If it's cheaper, no one would buy retail anymore, and shops will stop selling the games, which means the option of reselling your used games will be gone. Price matching is good for everybody. Think you might resell it later? Get it retail. Period.
Sorry, but the manufacturing and distribution model is significantly cheaper with DDL. To not reflect that in the price to keep retailers happy is just plain idiotic as retailers are always discounting games as part of clearance sales, etc. Sony will only match their RRP and not what the retailers have as their shelf price. Lets also factor in that you actually get less for your money in terms of DDL. No physical media, no booklet and no resale value. Sony should at least acknowledge the fact that they are killing the second hand market by offering a lower price for DDL games.
i know i am being unresonable but this is Bullcrap Sony. Dam these retailers but still i expected Sony to price it just a little bit lower than retailers. Thats it. I am not buying a PSPGO. Sony can go and stuff it. I am getting the PSP300 instead.

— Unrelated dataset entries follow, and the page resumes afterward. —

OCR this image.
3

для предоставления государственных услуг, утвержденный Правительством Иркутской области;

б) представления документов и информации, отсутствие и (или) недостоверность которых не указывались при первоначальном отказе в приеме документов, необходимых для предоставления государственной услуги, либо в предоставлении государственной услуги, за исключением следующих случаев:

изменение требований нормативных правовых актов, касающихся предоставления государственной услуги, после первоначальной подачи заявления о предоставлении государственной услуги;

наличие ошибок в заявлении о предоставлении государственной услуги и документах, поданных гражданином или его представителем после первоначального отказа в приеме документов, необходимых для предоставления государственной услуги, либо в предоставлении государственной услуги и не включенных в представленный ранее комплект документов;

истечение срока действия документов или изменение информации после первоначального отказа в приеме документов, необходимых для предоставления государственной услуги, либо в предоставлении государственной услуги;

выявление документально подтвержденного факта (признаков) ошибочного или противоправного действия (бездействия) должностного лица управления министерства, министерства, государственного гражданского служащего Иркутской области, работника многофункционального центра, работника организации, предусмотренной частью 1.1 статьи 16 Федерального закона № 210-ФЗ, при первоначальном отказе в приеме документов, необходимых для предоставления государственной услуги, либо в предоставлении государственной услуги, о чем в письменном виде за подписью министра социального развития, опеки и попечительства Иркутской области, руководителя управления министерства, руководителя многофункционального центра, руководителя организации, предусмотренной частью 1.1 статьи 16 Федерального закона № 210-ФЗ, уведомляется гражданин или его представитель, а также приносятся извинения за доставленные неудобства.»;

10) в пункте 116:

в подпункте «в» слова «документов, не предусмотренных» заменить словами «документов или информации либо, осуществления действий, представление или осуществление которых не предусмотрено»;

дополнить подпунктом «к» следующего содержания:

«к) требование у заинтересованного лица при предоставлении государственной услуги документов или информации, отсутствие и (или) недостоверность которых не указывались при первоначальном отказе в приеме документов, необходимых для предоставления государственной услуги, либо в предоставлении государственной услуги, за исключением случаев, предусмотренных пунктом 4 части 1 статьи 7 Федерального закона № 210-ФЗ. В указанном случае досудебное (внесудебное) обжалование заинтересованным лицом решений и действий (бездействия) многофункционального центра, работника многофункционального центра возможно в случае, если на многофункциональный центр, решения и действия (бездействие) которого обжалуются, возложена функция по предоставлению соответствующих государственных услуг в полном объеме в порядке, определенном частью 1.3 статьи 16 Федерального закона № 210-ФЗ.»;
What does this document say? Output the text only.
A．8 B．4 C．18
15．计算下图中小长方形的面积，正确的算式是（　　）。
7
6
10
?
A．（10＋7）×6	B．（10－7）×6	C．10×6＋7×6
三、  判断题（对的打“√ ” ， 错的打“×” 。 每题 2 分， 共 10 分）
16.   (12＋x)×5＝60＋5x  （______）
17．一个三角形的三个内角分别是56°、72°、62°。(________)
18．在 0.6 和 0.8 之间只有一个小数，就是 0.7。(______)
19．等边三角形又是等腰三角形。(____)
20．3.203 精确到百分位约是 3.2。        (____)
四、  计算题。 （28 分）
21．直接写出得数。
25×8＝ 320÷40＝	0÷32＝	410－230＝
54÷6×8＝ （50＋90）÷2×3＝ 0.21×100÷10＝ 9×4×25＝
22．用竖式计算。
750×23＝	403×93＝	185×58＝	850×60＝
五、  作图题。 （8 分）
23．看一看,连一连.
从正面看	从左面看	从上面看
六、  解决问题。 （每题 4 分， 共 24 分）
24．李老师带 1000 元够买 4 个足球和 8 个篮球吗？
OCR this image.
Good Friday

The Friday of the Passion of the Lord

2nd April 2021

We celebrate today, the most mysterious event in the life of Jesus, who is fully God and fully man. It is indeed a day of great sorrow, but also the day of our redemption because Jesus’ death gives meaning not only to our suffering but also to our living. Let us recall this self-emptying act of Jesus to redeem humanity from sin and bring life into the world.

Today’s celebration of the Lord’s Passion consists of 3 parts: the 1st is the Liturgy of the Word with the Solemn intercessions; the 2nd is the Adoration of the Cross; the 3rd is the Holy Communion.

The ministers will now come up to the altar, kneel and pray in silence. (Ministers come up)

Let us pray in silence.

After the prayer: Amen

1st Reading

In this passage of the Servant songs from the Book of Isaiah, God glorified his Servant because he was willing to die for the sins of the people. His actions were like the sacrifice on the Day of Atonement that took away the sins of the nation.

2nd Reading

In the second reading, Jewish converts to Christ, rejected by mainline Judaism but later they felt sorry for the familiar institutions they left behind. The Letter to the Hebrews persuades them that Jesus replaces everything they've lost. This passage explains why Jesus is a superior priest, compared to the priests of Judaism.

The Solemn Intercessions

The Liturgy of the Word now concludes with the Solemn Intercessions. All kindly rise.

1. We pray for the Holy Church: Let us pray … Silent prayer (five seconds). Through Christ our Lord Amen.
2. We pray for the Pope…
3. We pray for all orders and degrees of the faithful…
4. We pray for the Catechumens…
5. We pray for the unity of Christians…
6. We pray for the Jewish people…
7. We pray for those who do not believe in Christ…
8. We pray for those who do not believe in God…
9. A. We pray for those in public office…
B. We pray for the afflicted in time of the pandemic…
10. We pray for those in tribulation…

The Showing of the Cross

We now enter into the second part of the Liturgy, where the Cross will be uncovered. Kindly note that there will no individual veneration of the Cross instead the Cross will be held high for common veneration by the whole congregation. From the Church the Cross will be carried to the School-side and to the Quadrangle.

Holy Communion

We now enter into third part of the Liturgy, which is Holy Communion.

I'd just wait for the PSP4000, it's due shortly....
Direct download will probably make used sales on PSP games unprofitable and trade values are going to go down fast. The last time I talked to a Sony rep, he said that Sony was discussing a device to transfer a UMDs information to the PSP Go. Although it is still unconfirmed, if it does happen, Gamestop and like retailers will start to catch on and return policies for used game will turn into "All used sales are final" and will drive the trade values way down, especially if said device is designed to work with the earlier PSP generations. Just remember, modders and hackers take equal share in the blame for the PSP Go. And Sony state the reasoning several times over as being the exploitation of the UMD drive's lack of security by modders and hackers.
I agree to an extent, but it is only going to further push those who are on the fence about piracy to seek a cheaper (free) alternative as there is no price difference between the download or the physical property. Due to this and the high price point of entry, I think that the Go will tank, which is a shame as I think the PSPgo could have reinvigorated the PSP market if done right.